Bruin Jennifer E, Erener Suheda, Vela Javier, Hu Xiaoke, Johnson James D, Kurata Harley T, Lynn Francis C, Piret James M, Asadi Ali, Rezania Alireza, Kieffer Timothy J
Laboratory of Molecular and Cellular Medicine, Department of Cellular & Physiological Sciences, Life Sciences Institute, University of British Columbia, Vancouver, BC, Canada.
Laboratory of Molecular and Cellular Medicine, Department of Cellular & Physiological Sciences, Life Sciences Institute, University of British Columbia, Vancouver, BC, Canada; Department of Surgery, University of British Columbia, Vancouver, BC, Canada.
Stem Cell Res. 2014 Jan;12(1):194-208. doi: 10.1016/j.scr.2013.10.003. Epub 2013 Oct 16.

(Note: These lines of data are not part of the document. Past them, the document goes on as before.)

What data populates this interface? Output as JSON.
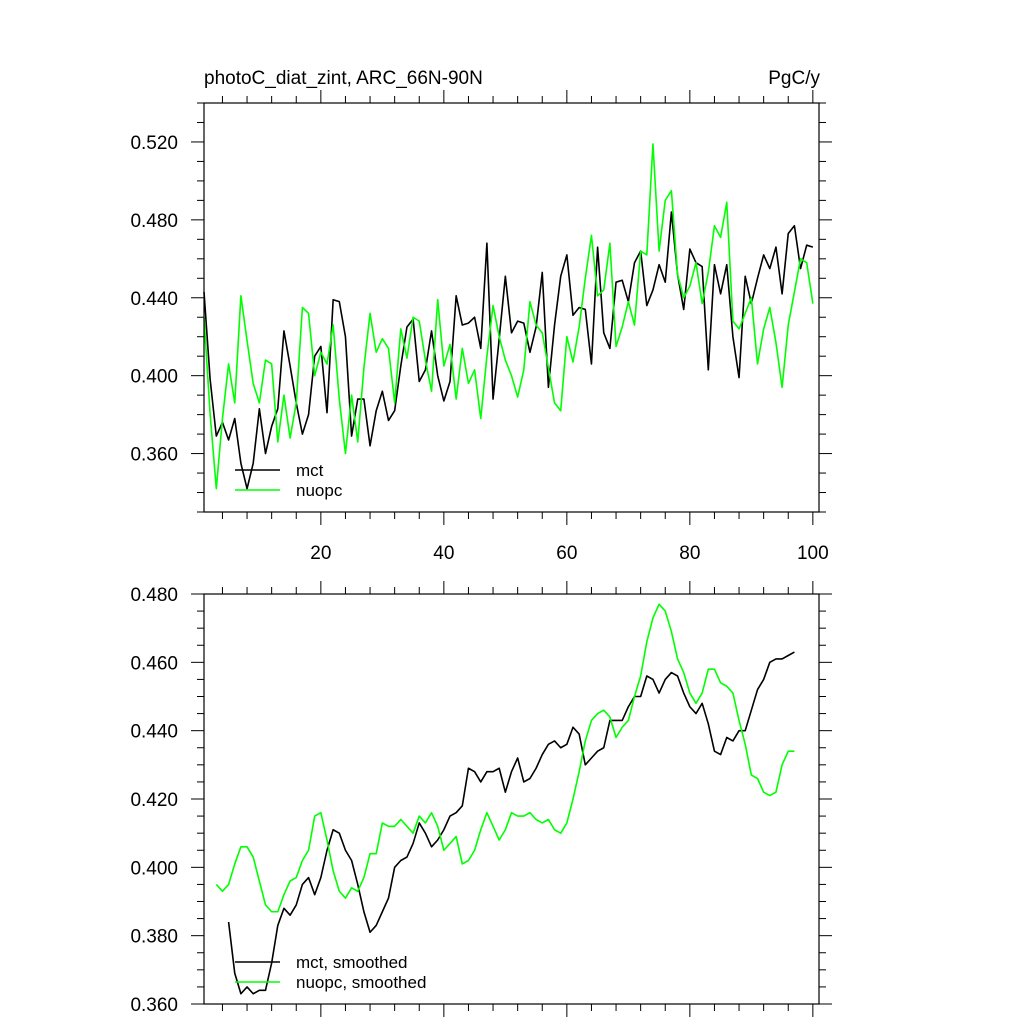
{
  "chart_data": [
    {
      "type": "line",
      "title_left": "photoC_diat_zint, ARC_66N-90N",
      "title_right": "PgC/y",
      "xlabel": "",
      "ylabel": "",
      "xlim": [
        1,
        101
      ],
      "ylim": [
        0.33,
        0.54
      ],
      "xticks": [
        20,
        40,
        60,
        80,
        100
      ],
      "xtick_labels": [
        "20",
        "40",
        "60",
        "80",
        "100"
      ],
      "yticks": [
        0.36,
        0.4,
        0.44,
        0.48,
        0.52
      ],
      "ytick_labels": [
        "0.360",
        "0.400",
        "0.440",
        "0.480",
        "0.520"
      ],
      "legend_position": "bottom-left",
      "series": [
        {
          "name": "mct",
          "color": "#000000",
          "x_start": 1,
          "values": [
            0.443,
            0.398,
            0.369,
            0.376,
            0.367,
            0.378,
            0.355,
            0.342,
            0.355,
            0.383,
            0.36,
            0.374,
            0.383,
            0.423,
            0.405,
            0.386,
            0.37,
            0.38,
            0.41,
            0.415,
            0.381,
            0.439,
            0.438,
            0.42,
            0.369,
            0.388,
            0.388,
            0.364,
            0.382,
            0.392,
            0.377,
            0.382,
            0.405,
            0.425,
            0.429,
            0.397,
            0.403,
            0.423,
            0.4,
            0.387,
            0.397,
            0.441,
            0.426,
            0.427,
            0.43,
            0.414,
            0.468,
            0.388,
            0.419,
            0.451,
            0.422,
            0.428,
            0.427,
            0.412,
            0.425,
            0.453,
            0.394,
            0.426,
            0.451,
            0.462,
            0.431,
            0.435,
            0.434,
            0.406,
            0.466,
            0.422,
            0.414,
            0.448,
            0.449,
            0.438,
            0.458,
            0.464,
            0.436,
            0.444,
            0.457,
            0.448,
            0.484,
            0.452,
            0.434,
            0.465,
            0.458,
            0.456,
            0.403,
            0.457,
            0.442,
            0.457,
            0.42,
            0.399,
            0.451,
            0.437,
            0.45,
            0.462,
            0.455,
            0.466,
            0.442,
            0.473,
            0.477,
            0.455,
            0.467,
            0.466
          ]
        },
        {
          "name": "nuopc",
          "color": "#00ff00",
          "x_start": 1,
          "values": [
            0.43,
            0.38,
            0.342,
            0.378,
            0.406,
            0.386,
            0.441,
            0.418,
            0.396,
            0.386,
            0.408,
            0.406,
            0.366,
            0.39,
            0.368,
            0.386,
            0.435,
            0.432,
            0.4,
            0.412,
            0.406,
            0.426,
            0.388,
            0.36,
            0.39,
            0.366,
            0.404,
            0.432,
            0.412,
            0.419,
            0.414,
            0.386,
            0.424,
            0.409,
            0.43,
            0.428,
            0.408,
            0.392,
            0.439,
            0.405,
            0.416,
            0.388,
            0.414,
            0.396,
            0.403,
            0.378,
            0.41,
            0.436,
            0.42,
            0.408,
            0.4,
            0.389,
            0.403,
            0.438,
            0.426,
            0.422,
            0.404,
            0.386,
            0.382,
            0.42,
            0.407,
            0.425,
            0.45,
            0.472,
            0.441,
            0.444,
            0.468,
            0.415,
            0.425,
            0.438,
            0.426,
            0.464,
            0.462,
            0.519,
            0.464,
            0.49,
            0.495,
            0.452,
            0.44,
            0.446,
            0.458,
            0.437,
            0.453,
            0.477,
            0.471,
            0.489,
            0.428,
            0.424,
            0.432,
            0.44,
            0.406,
            0.424,
            0.435,
            0.417,
            0.394,
            0.426,
            0.443,
            0.46,
            0.458,
            0.437
          ]
        }
      ]
    },
    {
      "type": "line",
      "title": "",
      "xlabel": "",
      "ylabel": "",
      "xlim": [
        1,
        101
      ],
      "ylim": [
        0.36,
        0.48
      ],
      "xticks": [
        20,
        40,
        60,
        80,
        100
      ],
      "xtick_labels": [],
      "yticks": [
        0.36,
        0.38,
        0.4,
        0.42,
        0.44,
        0.46,
        0.48
      ],
      "ytick_labels": [
        "0.360",
        "0.380",
        "0.400",
        "0.420",
        "0.440",
        "0.460",
        "0.480"
      ],
      "legend_position": "bottom-left",
      "series": [
        {
          "name": "mct, smoothed",
          "color": "#000000",
          "x_start": 5,
          "values": [
            0.384,
            0.369,
            0.363,
            0.365,
            0.363,
            0.364,
            0.364,
            0.372,
            0.383,
            0.388,
            0.386,
            0.389,
            0.395,
            0.397,
            0.392,
            0.397,
            0.405,
            0.411,
            0.41,
            0.405,
            0.402,
            0.395,
            0.387,
            0.381,
            0.383,
            0.387,
            0.391,
            0.4,
            0.402,
            0.403,
            0.407,
            0.413,
            0.41,
            0.406,
            0.408,
            0.411,
            0.415,
            0.416,
            0.418,
            0.429,
            0.428,
            0.425,
            0.428,
            0.428,
            0.429,
            0.422,
            0.428,
            0.432,
            0.425,
            0.426,
            0.429,
            0.433,
            0.436,
            0.437,
            0.435,
            0.436,
            0.441,
            0.439,
            0.43,
            0.432,
            0.434,
            0.435,
            0.443,
            0.443,
            0.443,
            0.447,
            0.45,
            0.45,
            0.456,
            0.455,
            0.451,
            0.455,
            0.457,
            0.456,
            0.451,
            0.447,
            0.445,
            0.448,
            0.442,
            0.434,
            0.433,
            0.438,
            0.437,
            0.44,
            0.44,
            0.446,
            0.452,
            0.455,
            0.46,
            0.461,
            0.461,
            0.462,
            0.463
          ]
        },
        {
          "name": "nuopc, smoothed",
          "color": "#00ff00",
          "x_start": 3,
          "values": [
            0.395,
            0.393,
            0.395,
            0.401,
            0.406,
            0.406,
            0.403,
            0.396,
            0.389,
            0.387,
            0.387,
            0.392,
            0.396,
            0.397,
            0.402,
            0.405,
            0.415,
            0.416,
            0.408,
            0.399,
            0.393,
            0.391,
            0.394,
            0.393,
            0.397,
            0.404,
            0.404,
            0.413,
            0.412,
            0.412,
            0.414,
            0.412,
            0.41,
            0.415,
            0.413,
            0.416,
            0.412,
            0.405,
            0.407,
            0.409,
            0.401,
            0.402,
            0.405,
            0.411,
            0.416,
            0.412,
            0.408,
            0.411,
            0.416,
            0.415,
            0.415,
            0.416,
            0.414,
            0.413,
            0.414,
            0.411,
            0.41,
            0.413,
            0.42,
            0.428,
            0.437,
            0.443,
            0.445,
            0.446,
            0.444,
            0.438,
            0.441,
            0.443,
            0.45,
            0.456,
            0.466,
            0.473,
            0.477,
            0.475,
            0.469,
            0.461,
            0.457,
            0.451,
            0.448,
            0.451,
            0.458,
            0.458,
            0.454,
            0.453,
            0.451,
            0.443,
            0.436,
            0.427,
            0.426,
            0.422,
            0.421,
            0.422,
            0.43,
            0.434,
            0.434
          ]
        }
      ]
    }
  ]
}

Human embryonic stem cells (hESCs) were used as a model system of human pancreas development to study characteristics of the polyhormonal cells that arise during fetal pancreas development. HESCs were differentiated into fetal-like pancreatic cells in vitro using a 33-day, 7-stage protocol. Cultures were ~90-95% PDX1-positive by day (d) 11 and 70-75% NKX6.1-positive by d17. Polyhormonal cells were scattered at d17, but developed into islet-like clusters that expressed key transcription factors by d33. Human C-peptide and glucagon secretion were first detected at d17 and increased thereafter in parallel with INS and GCG transcript levels. HESC-derived cells were responsive to KCl and arginine, but not glucose in perifusion studies. Compared to adult human islets, hESC-derived cells expressed ~10-fold higher levels of glucose transporter 1 (GLUT1) mRNA, but similar levels of glucokinase (GCK). In situ hybridization confirmed the presence of GLUT1 transcript within endocrine cells. However, GLUT1 protein was excluded from this population and was instead observed predominantly in non-endocrine cells, whereas GCK was co-expressed in insulin-positive cells. In rubidium efflux assays, hESC-derived cells displayed mild potassium channel activity, but no responsiveness to glucose, metabolic inhibitors or glibenclamide. Western blotting experiments revealed that the higher molecular weight SUR1 band was absent in hESC-derived cells, suggesting a lack of functional KATP channels at the cell surface. In addition, KATP channel subunit transcript levels were not at a 1:1 ratio, as would be expected (SUR1 levels were ~5-fold lower than KIR6.2). Various ratios of SUR1:KIR6.2 plasmids were transfected into COSM6 cells and rubidium efflux was found to be particularly sensitive to a reduction in SUR1. These data suggest that an impaired ratio of SUR1:KIR6.2 may contribute to the observed KATP channel defects in hESC-derived islet endocrine cells, and along with lack of GLUT1, may explain the absence of glucose-stimulated insulin secretion.
人类胚胎干细胞(hESCs)被用作人类胰腺发育的模型系统,以研究胎儿胰腺发育过程中出现的多激素细胞的特征。使用一个33天、7个阶段的方案在体外将hESCs分化为类胎儿胰腺细胞。到第11天,培养物中约90 - 95%为PDX1阳性,到第17天,70 - 75%为NKX6.1阳性。多激素细胞在第17天呈散在分布,但到第33天发育成表达关键转录因子的胰岛样簇。在第17天首次检测到人类C肽和胰高血糖素分泌,此后随着INS和GCG转录水平的升高而增加。在灌注研究中,hESC来源的细胞对氯化钾和精氨酸有反应,但对葡萄糖无反应。与成人胰岛相比,hESC来源的细胞表达的葡萄糖转运蛋白1(GLUT1)mRNA水平高约10倍,但葡萄糖激酶(GCK)水平相似。原位杂交证实内分泌细胞内存在GLUT1转录本。然而,GLUT1蛋白不在这群细胞中表达,而是主要在非内分泌细胞中观察到,而GCK在胰岛素阳性细胞中共表达。在铷外流试验中,hESC来源的细胞表现出轻度的钾通道活性,但对葡萄糖、代谢抑制剂或格列本脲无反应。蛋白质印迹实验显示,hESC来源的细胞中不存在较高分子量的SUR1条带,表明细胞表面缺乏功能性的KATP通道。此外,KATP通道亚基转录水平并非预期的1:1比例(SUR1水平比KIR6.2低约5倍)。将不同比例的SUR1:KIR6.2质粒转染到COSM6细胞中,发现铷外流对SUR1的减少特别敏感。这些数据表明,SUR1:KIR6.2比例受损可能导致hESC来源的胰岛内分泌细胞中观察到的KATP通道缺陷,并且与GLUT1的缺乏一起,可能解释了葡萄糖刺激的胰岛素分泌缺失的原因。